Patrick McSweeney


 

The Filibuster Fracas

In the showdown over judicial appointments, John Warner opted for comity in the Senate. George Allen stood for principle: The majority should prevail.


 

Virginia’s two U.S. Senators split last week over how to deal with the tactics of Senate Democrats who have blocked confirmation votes on several judicial nominations for years.

 

John Warner was a central player in the process leading to an agreement among 14 senators to avert a vote to end Senate filibusters of judicial nominations.  George Allen sharply criticized the agreement, calling it “a major disappointment on principle.”

 

The different positions of the two Virginians should not have come as a surprise.

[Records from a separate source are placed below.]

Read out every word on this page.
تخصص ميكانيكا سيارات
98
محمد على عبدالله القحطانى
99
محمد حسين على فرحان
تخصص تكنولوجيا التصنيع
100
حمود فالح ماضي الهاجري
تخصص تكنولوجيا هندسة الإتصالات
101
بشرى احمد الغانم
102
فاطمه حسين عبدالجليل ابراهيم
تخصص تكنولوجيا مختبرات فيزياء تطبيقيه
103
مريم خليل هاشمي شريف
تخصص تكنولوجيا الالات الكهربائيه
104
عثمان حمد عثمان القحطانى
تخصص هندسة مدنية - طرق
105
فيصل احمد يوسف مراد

Allen has been an outspoken opponent of the Democrats’ obstructionist tactics. In fact, as Chairman of the Republican Senatorial Campaign Committee during the 2004 campaigns, he raised funds to defeat former Senate Democratic Leader Tom Daschle principally because of Daschle’s role in spearheading such obstructionist tactics during the first term of President George W. Bush.

 

Warner, on the other hand, has cultivated a reputation for independence. He has frequently broken with his own party, perhaps most notably when he voted in 1987 against President Reagan’s nomination of Judge Robert Bork to the U.S. Supreme Court.

 

The difference between Allen and Warner over the filibuster issue is likely to have an effect on politics beyond the current battle over judges, and beyond the Senate itself. The showdown between the Republicans and the Democrats over the latters’ unprecedented use of the filibuster was a defining moment, even though it did not result in what the national media predicted would be a meltdown.

 

The media have not covered themselves with honor in their treatment of this fight. When then-Speaker Newt Gingrich led House Republicans to shut government down in a 1995 budget confrontation with President Clinton, the media labeled the Republicans irresponsible. Yet, when Senate Democrats continued their four-year-long blockade of Bush judicial nominations by abusing Senate rules and threatening a virtual shutdown of the Senate if the GOP majority changed the rules to avert the blockade, the media treated them as principled heroes.

 

What Warner ignored and Allen recognized is that a vitally important principle of governance is at stake.  Ultimately, the people must believe that they are in control of their government.

 

That includes the judicial department. When election campaigns are waged on the issue of the federal judiciary and the kind of judges who will be nominated to serve, the voters have a right to expect the outcome of the election to have a direct bearing on the makeup of the judiciary.

 

Allen was prepared to fight for that principle. Warner, for his part, was more concerned about his club — the U.S. Senate — and how its members should get along than he was about the subversion of the will of the electorate by the Democratic minority in that body.

 

This was a fight worth having. A high-profile clash over the Democrats’ insistence that a judicial nomination should require a vote of 60 members out of 100 whenever the Democrats decided to invoke that requirement would have allowed the people to see beyond the misleading political commentary and the Democrats’ television ads.

 

Sen. Robert Byrd, D-W. Va., intoned that the agreement he and Warner negotiated saved the Republic. To the contrary, the Republic cannot long survive if the will of the people is frustrated. The Founders rejected raw majoritarian rule, but they fully understood that a revolution had just been waged over the principle of popular control of government.